De nationalité mauritanienne, Ousmane Diagana est entré à la Banque mondiale en 1992 et a plus de 25 années d’expérience à son actif dans le développement. En sa qualité de vice-président pour l’Afrique de l’Ouest et centrale, il dirigera les activités stratégiques, analytiques, opérationnelles et intellectuelles menées par la Banque dans cette région. Il a occupé divers postes techniques et de direction au sein de l’institution, dont notamment celui de directeur des opérations pour le Mali, le Niger, le Tchad et la Guinée, ainsi que pour la Côte d’Ivoire, le Burkina Faso, le Bénin et le Togo. Dans le cadre de ses fonctions, il s’est beaucoup consacré aux pays en situation de fragilité, conflit et violence. Plus récemment, il a été à la tête de la vice-présidence Éthique et déontologie professionnelle, puis de la vice-présidence Ressources humaines du Groupe de la Banque mondiale, où il a joué un rôle déterminant pour renforcer la présence du personnel auprès des clients, en particulier dans les pays fragiles.

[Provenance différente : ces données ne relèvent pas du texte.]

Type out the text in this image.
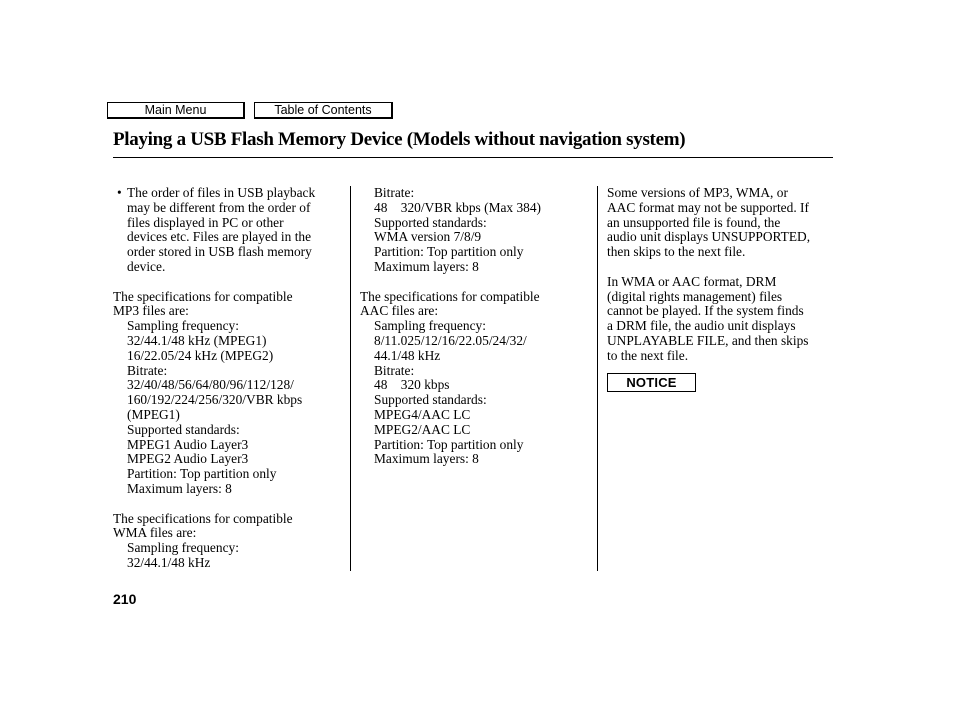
Main Menu	Table of Contents
Playing a USB Flash Memory Device (Models without navigation system)
• The order of files in USB playback
may be different from the order of
files displayed in PC or other
devices etc. Files are played in the
order stored in USB flash memory
device.
The specifications for compatible
MP3 files are:
Sampling frequency:
32/44.1/48 kHz (MPEG1)
16/22.05/24 kHz (MPEG2)
Bitrate:
32/40/48/56/64/80/96/112/128/
160/192/224/256/320/VBR kbps
(MPEG1)
Supported standards:
MPEG1 Audio Layer3
MPEG2 Audio Layer3
Partition: Top partition only
Maximum layers: 8
The specifications for compatible
WMA files are:
Sampling frequency:
32/44.1/48 kHz
Bitrate:
48    320/VBR kbps (Max 384)
Supported standards:
WMA version 7/8/9
Partition: Top partition only
Maximum layers: 8
The specifications for compatible
AAC files are:
Sampling frequency:
8/11.025/12/16/22.05/24/32/
44.1/48 kHz
Bitrate:
48    320 kbps
Supported standards:
MPEG4/AAC LC
MPEG2/AAC LC
Partition: Top partition only
Maximum layers: 8
Some versions of MP3, WMA, or
AAC format may not be supported. If
an unsupported file is found, the
audio unit displays UNSUPPORTED,
then skips to the next file.
In WMA or AAC format, DRM
(digital rights management) files
cannot be played. If the system finds
a DRM file, the audio unit displays
UNPLAYABLE FILE, and then skips
to the next file.
NOTICE
210
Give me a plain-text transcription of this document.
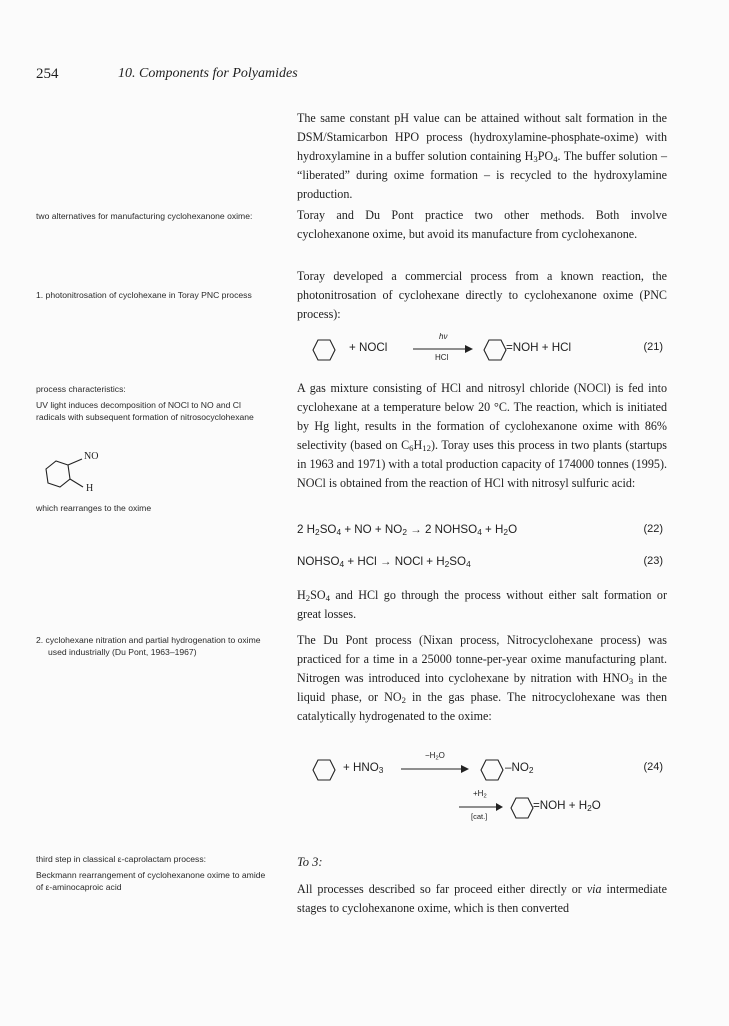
254	10. Components for Polyamides

two alternatives for manufacturing cyclohexanone oxime:

1. photonitrosation of cyclohexane in Toray PNC process

process characteristics:

UV light induces decomposition of NOCl to NO and Cl radicals with subsequent formation of nitrosocyclohexane

NO
H

which rearranges to the oxime

2. cyclohexane nitration and partial hydrogenation to oxime used industrially (Du Pont, 1963–1967)

third step in classical ε-caprolactam process:

Beckmann rearrangement of cyclohexanone oxime to amide of ε-aminocaproic acid

The same constant pH value can be attained without salt formation in the DSM/Stamicarbon HPO process (hydroxylamine-phosphate-oxime) with hydroxylamine in a buffer solution containing $H_3PO_4$. The buffer solution – “liberated” during oxime formation – is recycled to the hydroxylamine production.

Toray and Du Pont practice two other methods. Both involve cyclohexanone oxime, but avoid its manufacture from cyclohexanone.

Toray developed a commercial process from a known reaction, the photonitrosation of cyclohexane directly to cyclohexanone oxime (PNC process):

+ NOCl
hν
HCl
=NOH + HCl	(21)

A gas mixture consisting of HCl and nitrosyl chloride (NOCl) is fed into cyclohexane at a temperature below 20 °C. The reaction, which is initiated by Hg light, results in the formation of cyclohexanone oxime with 86% selectivity (based on $C_6H_{12}$). Toray uses this process in two plants (startups in 1963 and 1971) with a total production capacity of 174000 tonnes (1995). NOCl is obtained from the reaction of HCl with nitrosyl sulfuric acid:

2 $H_2SO_4$ + NO + $NO_2 \to 2$ $NOHSO_4 + H_2O$	(22)
$NOHSO_4$ + HCl → NOCl + $H_2SO_4$	(23)

$H_2SO_4$ and HCl go through the process without either salt formation or great losses.

The Du Pont process (Nixan process, Nitrocyclohexane process) was practiced for a time in a 25000 tonne-per-year oxime manufacturing plant. Nitrogen was introduced into cyclohexane by nitration with $HNO_3$ in the liquid phase, or $NO_2$ in the gas phase. The nitrocyclohexane was then catalytically hydrogenated to the oxime:

+ $HNO_3$
$-H_2O$
$-NO_2$	(24)
$+H_2$
[cat.]
$=NOH + H_2O$
To 3:

All processes described so far proceed either directly or via intermediate stages to cyclohexanone oxime, which is then converted
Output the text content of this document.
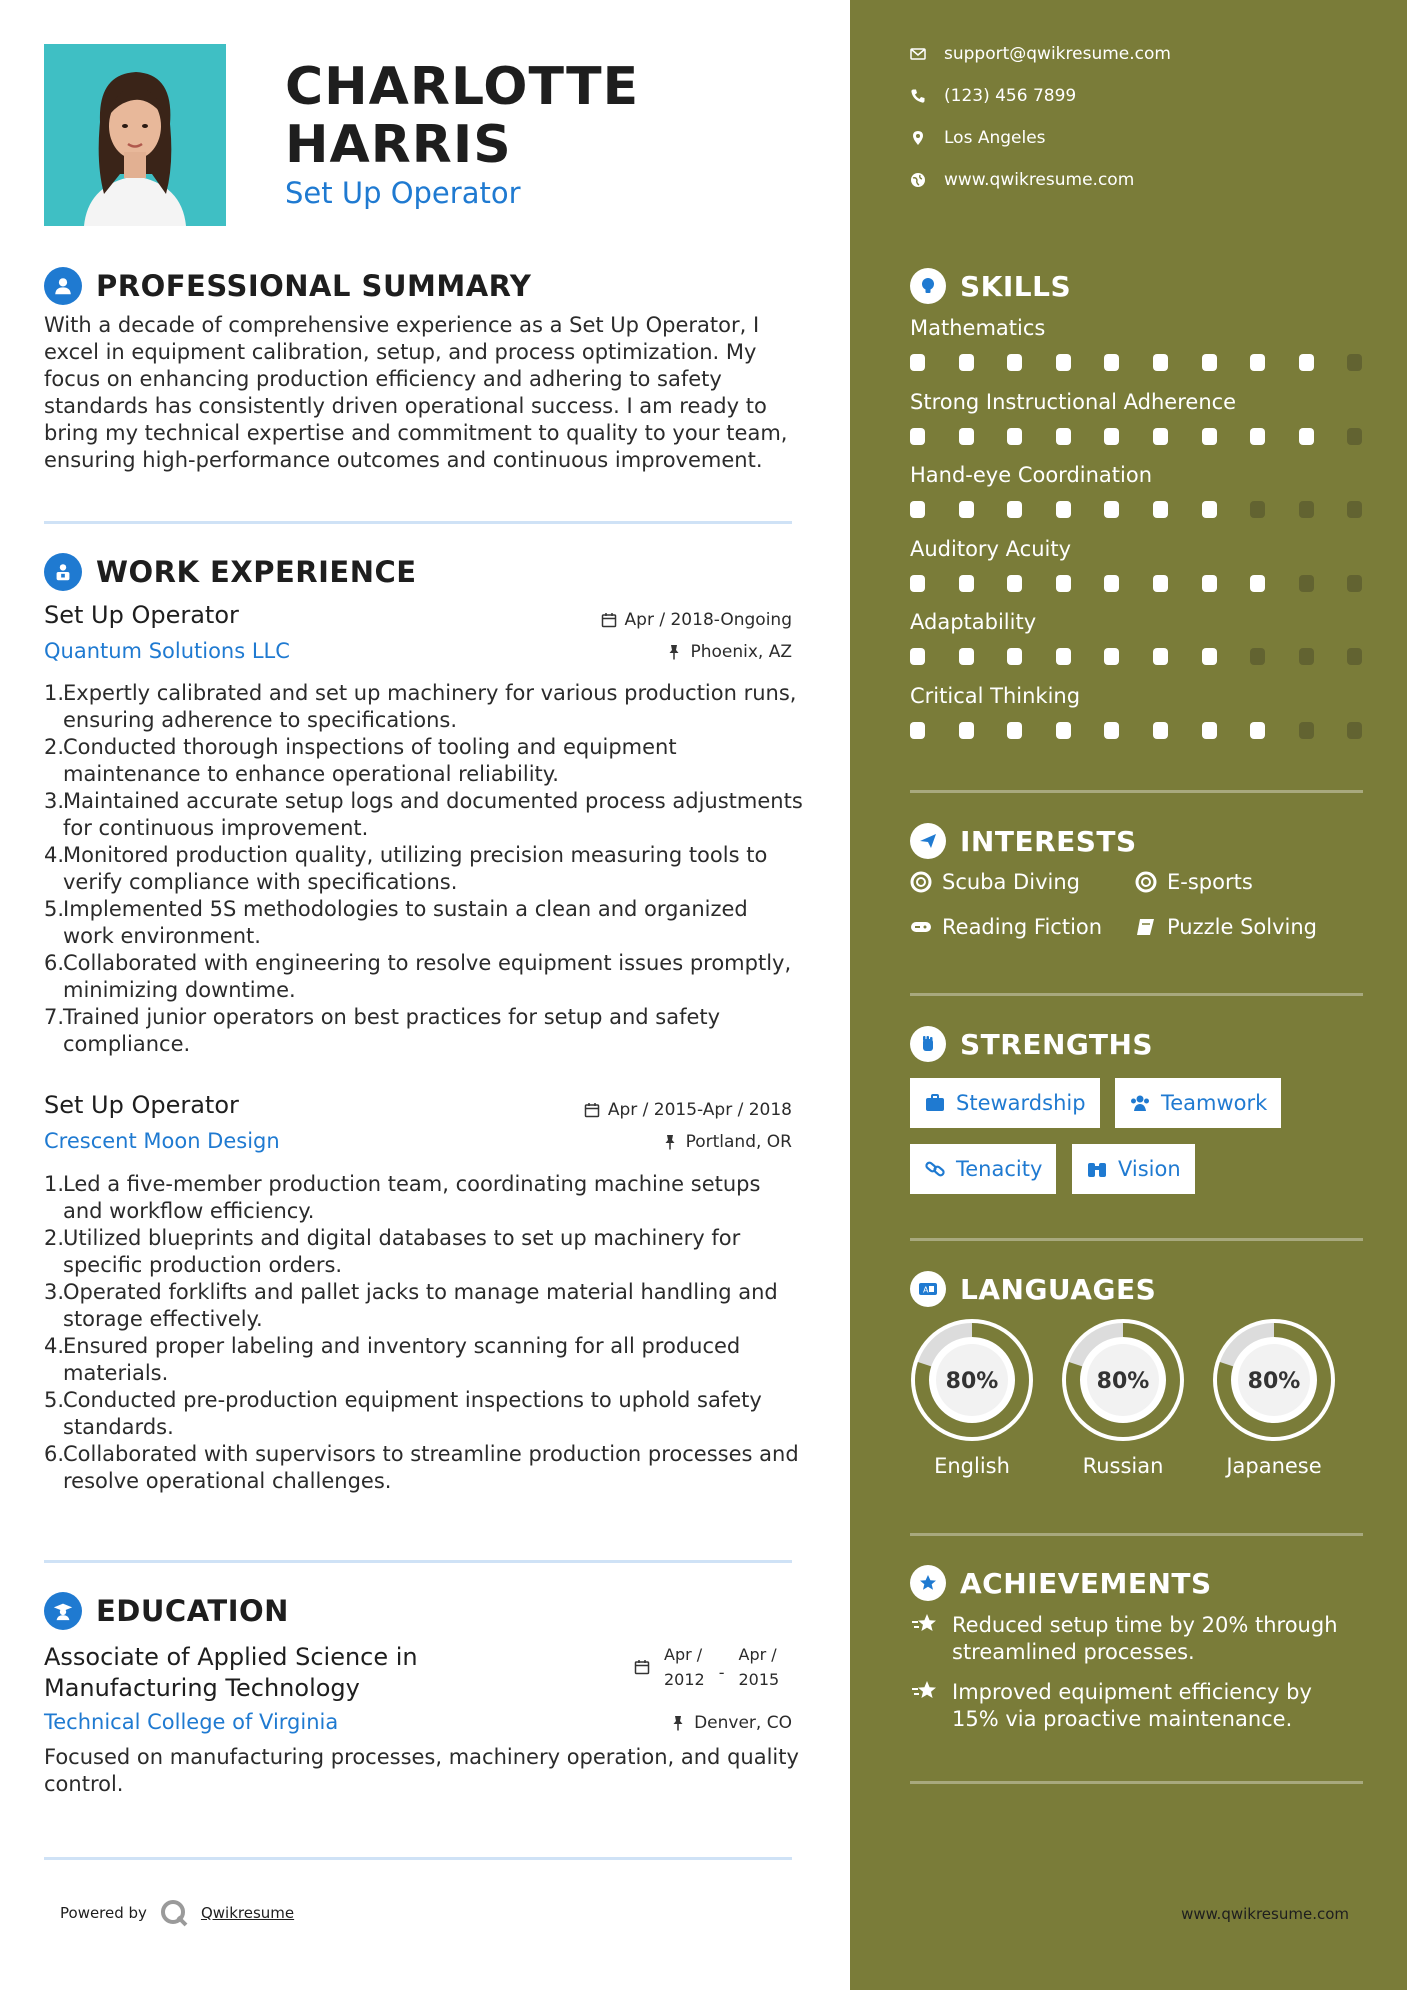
CHARLOTTE
HARRIS
Set Up Operator
PROFESSIONAL SUMMARY
With a decade of comprehensive experience as a Set Up Operator, I excel in equipment calibration, setup, and process optimization. My focus on enhancing production efficiency and adhering to safety standards has consistently driven operational success. I am ready to bring my technical expertise and commitment to quality to your team, ensuring high-performance outcomes and continuous improvement.
WORK EXPERIENCE
Set Up Operator
Quantum Solutions LLC
Apr / 2018-Ongoing
Phoenix, AZ
1.
Expertly calibrated and set up machinery for various production runs, ensuring adherence to specifications.
2.
Conducted thorough inspections of tooling and equipment maintenance to enhance operational reliability.
3.
Maintained accurate setup logs and documented process adjustments for continuous improvement.
4.
Monitored production quality, utilizing precision measuring tools to verify compliance with specifications.
5.
Implemented 5S methodologies to sustain a clean and organized work environment.
6.
Collaborated with engineering to resolve equipment issues promptly, minimizing downtime.
7.
Trained junior operators on best practices for setup and safety compliance.
Set Up Operator
Crescent Moon Design
Apr / 2015-Apr / 2018
Portland, OR
1.
Led a five-member production team, coordinating machine setups and workflow efficiency.
2.
Utilized blueprints and digital databases to set up machinery for specific production orders.
3.
Operated forklifts and pallet jacks to manage material handling and storage effectively.
4.
Ensured proper labeling and inventory scanning for all produced materials.
5.
Conducted pre-production equipment inspections to uphold safety standards.
6.
Collaborated with supervisors to streamline production processes and resolve operational challenges.
EDUCATION
Associate of Applied Science in Manufacturing Technology
Apr /
2012 -
Apr /
2015
Technical College of Virginia	Denver, CO
Focused on manufacturing processes, machinery operation, and quality control.
Powered by	Qwikresume
support@qwikresume.com
(123) 456 7899
Los Angeles
www.qwikresume.com
SKILLS
Mathematics
Strong Instructional Adherence
Hand-eye Coordination
Auditory Acuity
Adaptability
Critical Thinking
INTERESTS
Scuba Diving	E-sports
Reading Fiction	Puzzle Solving
STRENGTHS
Stewardship	Teamwork
Tenacity	Vision
A LANGUAGES
80%
English
80%
Russian
80%
Japanese
ACHIEVEMENTS
Reduced setup time by 20% through streamlined processes.
Improved equipment efficiency by 15% via proactive maintenance.
www.qwikresume.com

Le Franco-égyptien, Hafez Ghanem, le désormais vice-président de la Banque mondiale pour l’Afrique de l’Est et australe, est un expert du développement ayant à son actif plus de 30 années d’expérience. Il dirige les relations de la Banque avec 26 pays et supervise un portefeuille de plus de 280 projets, pour un engagement total supérieur à 49 milliards de dollars. Auparavant vice-président pour l’Afrique, il a mené les efforts déployés par la Banque mondiale pour favoriser une croissance inclusive et contribuer à la réduction de la pauvreté en finançant des projets visant à développer le capital humain, soutenir l’essor du secteur privé, accroître la productivité agricole, améliorer l’accès aux infrastructures, renforcer la résilience au changement climatique et promouvoir l’intégration régionale. La vision de Hafez Ghanem pour la région Afrique a accordé une place centrale à l’intensification de l’aide en faveur des États fragiles et en conflit, à la promotion de l’égalité des sexes et au développement d’opportunités économiques pour les jeunes.